Find any alignment in all that?
This is unfortunately a trend in mass-media astronomy reporting the past 20 years or so. Newscasters tell you to go out and see a “supermoon,” but the Full Moon actually never gets visibly larger than its average size. Or the weather person announces a “meteor shower” that you shouldn’t miss. But these announcers are apparently unaware that there’s a bright Moon tonight, which masks most of the shooting stars. And that this is one of the year’s two-dozen minor “showers” where just a few skimpy meteors might be seen each hour — and then only if you’re not in a city.
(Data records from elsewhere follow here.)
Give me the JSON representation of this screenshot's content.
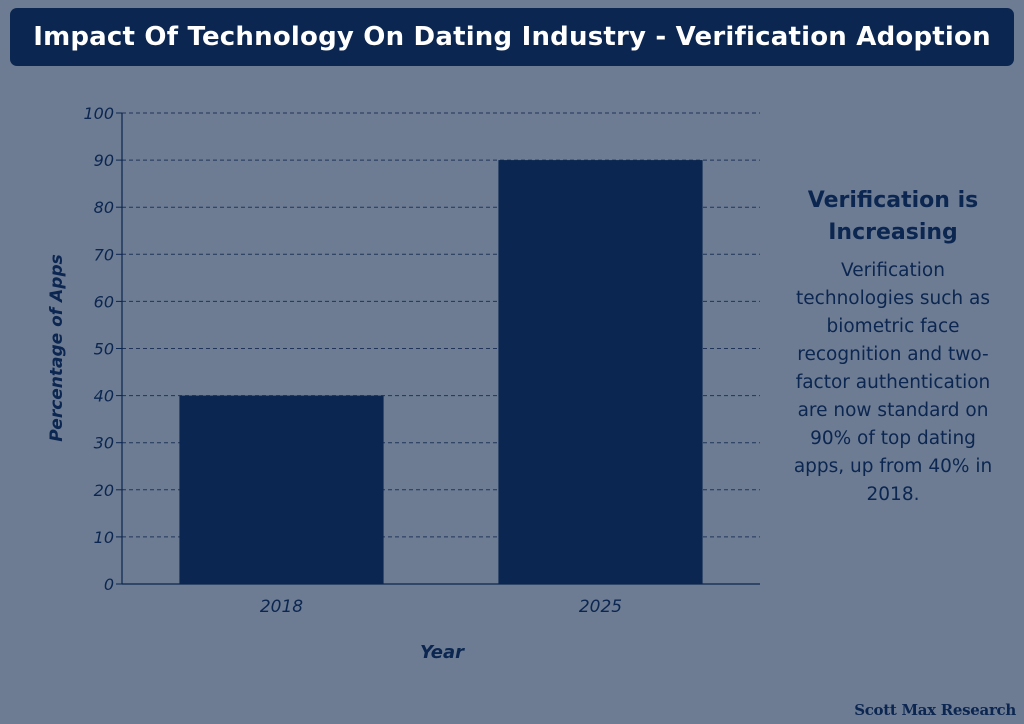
{
  "title": "Impact Of Technology On Dating Industry - Verification Adoption",
  "side_panel": {
    "heading": "Verification is Increasing",
    "body": "Verification technologies such as biometric face recognition and two-factor authentication are now standard on 90% of top dating apps, up from 40% in 2018."
  },
  "brand": "Scott Max Research",
  "colors": {
    "background": "#6d7c93",
    "bar": "#0b2650",
    "text": "#0b2650"
  },
  "chart_data": {
    "type": "bar",
    "categories": [
      "2018",
      "2025"
    ],
    "values": [
      40,
      90
    ],
    "xlabel": "Year",
    "ylabel": "Percentage of Apps",
    "ylim": [
      0,
      100
    ],
    "yticks": [
      0,
      10,
      20,
      30,
      40,
      50,
      60,
      70,
      80,
      90,
      100
    ],
    "grid": true,
    "legend": "none"
  }
}
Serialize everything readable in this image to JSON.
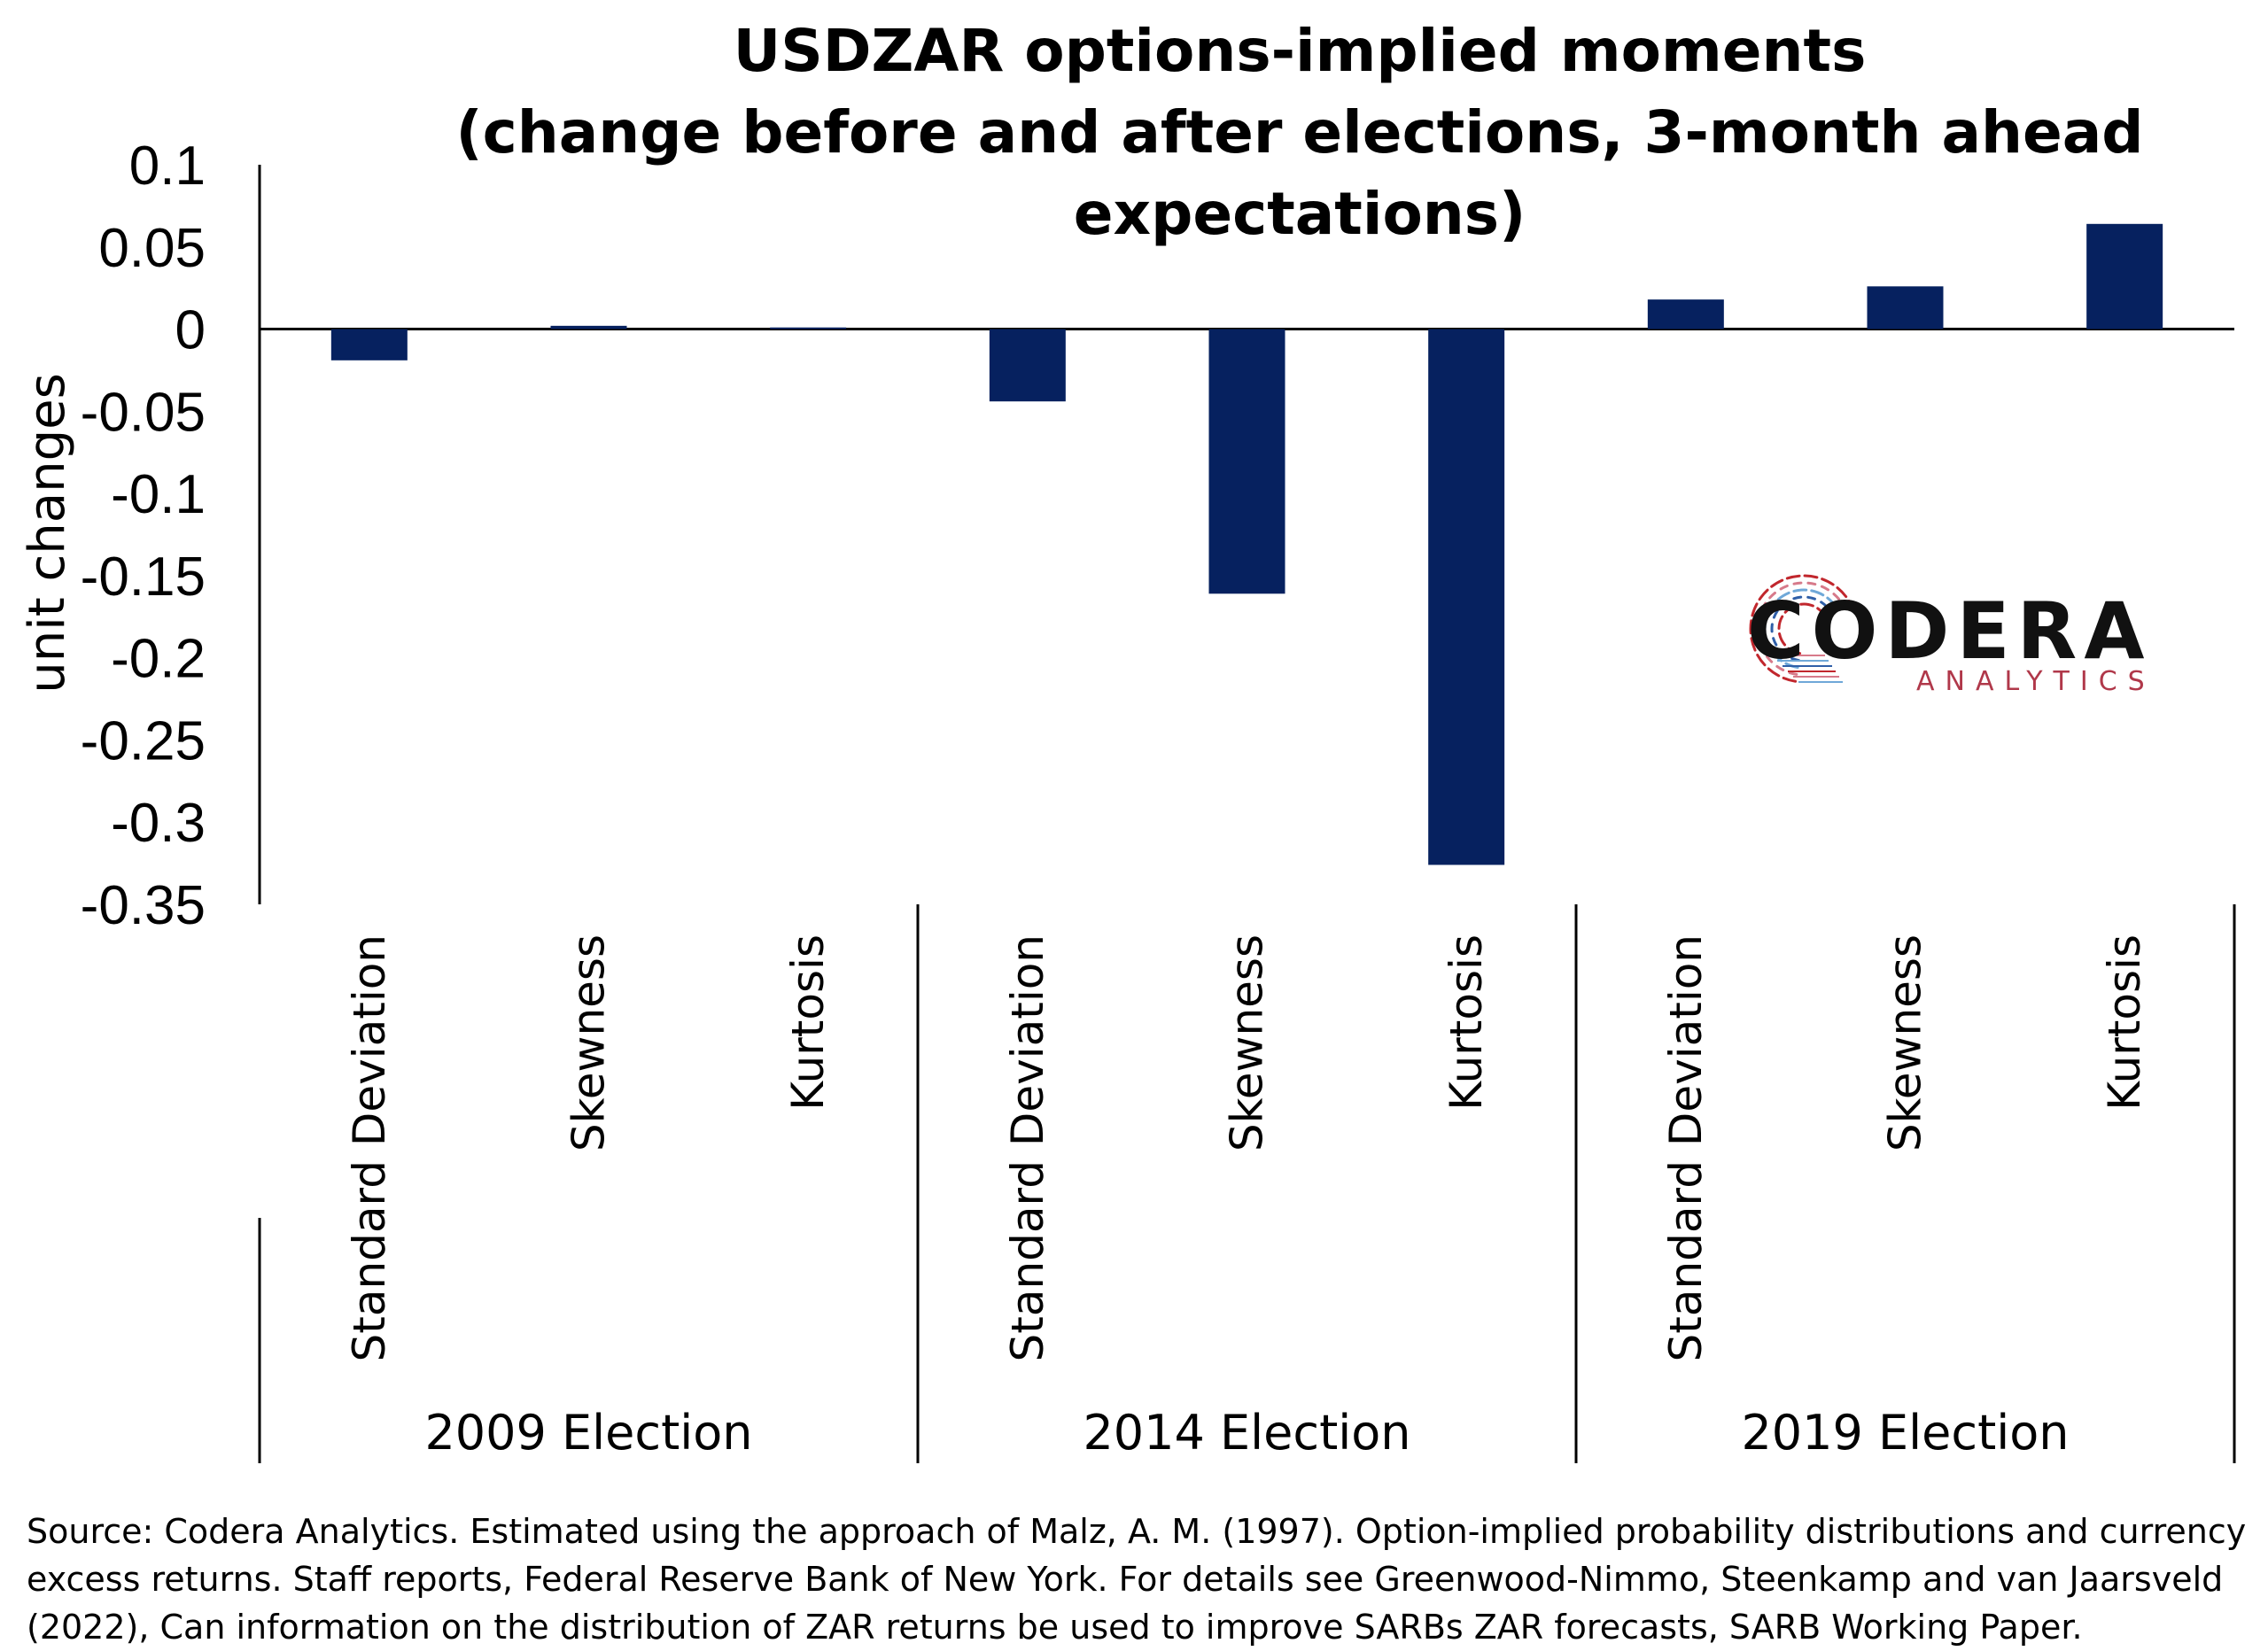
{
  "chart_data": {
    "type": "bar",
    "title_lines": [
      "USDZAR options-implied moments",
      "(change before and after elections, 3-month ahead",
      "expectations)"
    ],
    "ylabel": "unit changes",
    "ylim": [
      -0.35,
      0.1
    ],
    "yticks": [
      "0.1",
      "0.05",
      "0",
      "-0.05",
      "-0.1",
      "-0.15",
      "-0.2",
      "-0.25",
      "-0.3",
      "-0.35"
    ],
    "ytick_values": [
      0.1,
      0.05,
      0,
      -0.05,
      -0.1,
      -0.15,
      -0.2,
      -0.25,
      -0.3,
      -0.35
    ],
    "groups": [
      {
        "label": "2009 Election",
        "categories": [
          "Standard Deviation",
          "Skewness",
          "Kurtosis"
        ],
        "values": [
          -0.019,
          0.002,
          0.001
        ]
      },
      {
        "label": "2014 Election",
        "categories": [
          "Standard Deviation",
          "Skewness",
          "Kurtosis"
        ],
        "values": [
          -0.044,
          -0.161,
          -0.326
        ]
      },
      {
        "label": "2019 Election",
        "categories": [
          "Standard Deviation",
          "Skewness",
          "Kurtosis"
        ],
        "values": [
          0.018,
          0.026,
          0.064
        ]
      }
    ],
    "bar_color": "#06215f",
    "grid": false,
    "legend": "none"
  },
  "logo": {
    "main": "CODERA",
    "sub": "ANALYTICS",
    "arc_colors": [
      "#c1272d",
      "#d77a8a",
      "#6fa8d8",
      "#2f5fa8"
    ]
  },
  "source_note": {
    "lines": [
      "Source: Codera Analytics. Estimated using the approach of Malz, A. M. (1997). Option-implied probability distributions and currency",
      "excess returns. Staff reports, Federal Reserve Bank of New York. For details see Greenwood-Nimmo, Steenkamp and van Jaarsveld",
      "(2022), Can information on the distribution of ZAR returns be used to improve SARBs ZAR forecasts, SARB Working Paper."
    ]
  }
}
No major media source seems exempt from this sloppiness. I love the New York Times, especially after they’d devoted a half page to a rave review of my book, Zoom. But on June 10, 2013 they did a story about Alpha Centauri, including a single prominent photo showing that star as a brilliant blue. One of my former students wrote me to ask, “But isn’t Alpha Centauri yellow?” Yes it is, so I contacted the Times editor. Result: They didn’t care. “We got that image from the European Space Agency” the editor told me, with a tone that implied, “And do you imagine you know better than them?”
“Listen,” I tried one last time, “No star shows detail or size in a photograph. All you’ve got is its color. And this is a famous star, the nearest to Earth, and also the night’s third brightest, and half the world sees it blazing overhead as distinctly yellow-orange. Showing it as blue means it’s faked, and by convention should be captioned as a ‘false color image.’ Don’t you care?”
No, actually they didn’t. And, apparently, neither did all the countless media sources that proclaimed a rare planet alignment last week. So who can you trust? Well, Astronomy magazine, and Sky and Telescope magazine, and (in these matters) the Old Farmer’s Almanac, and your local astronomy club’s members. And this page, right here. Count on it.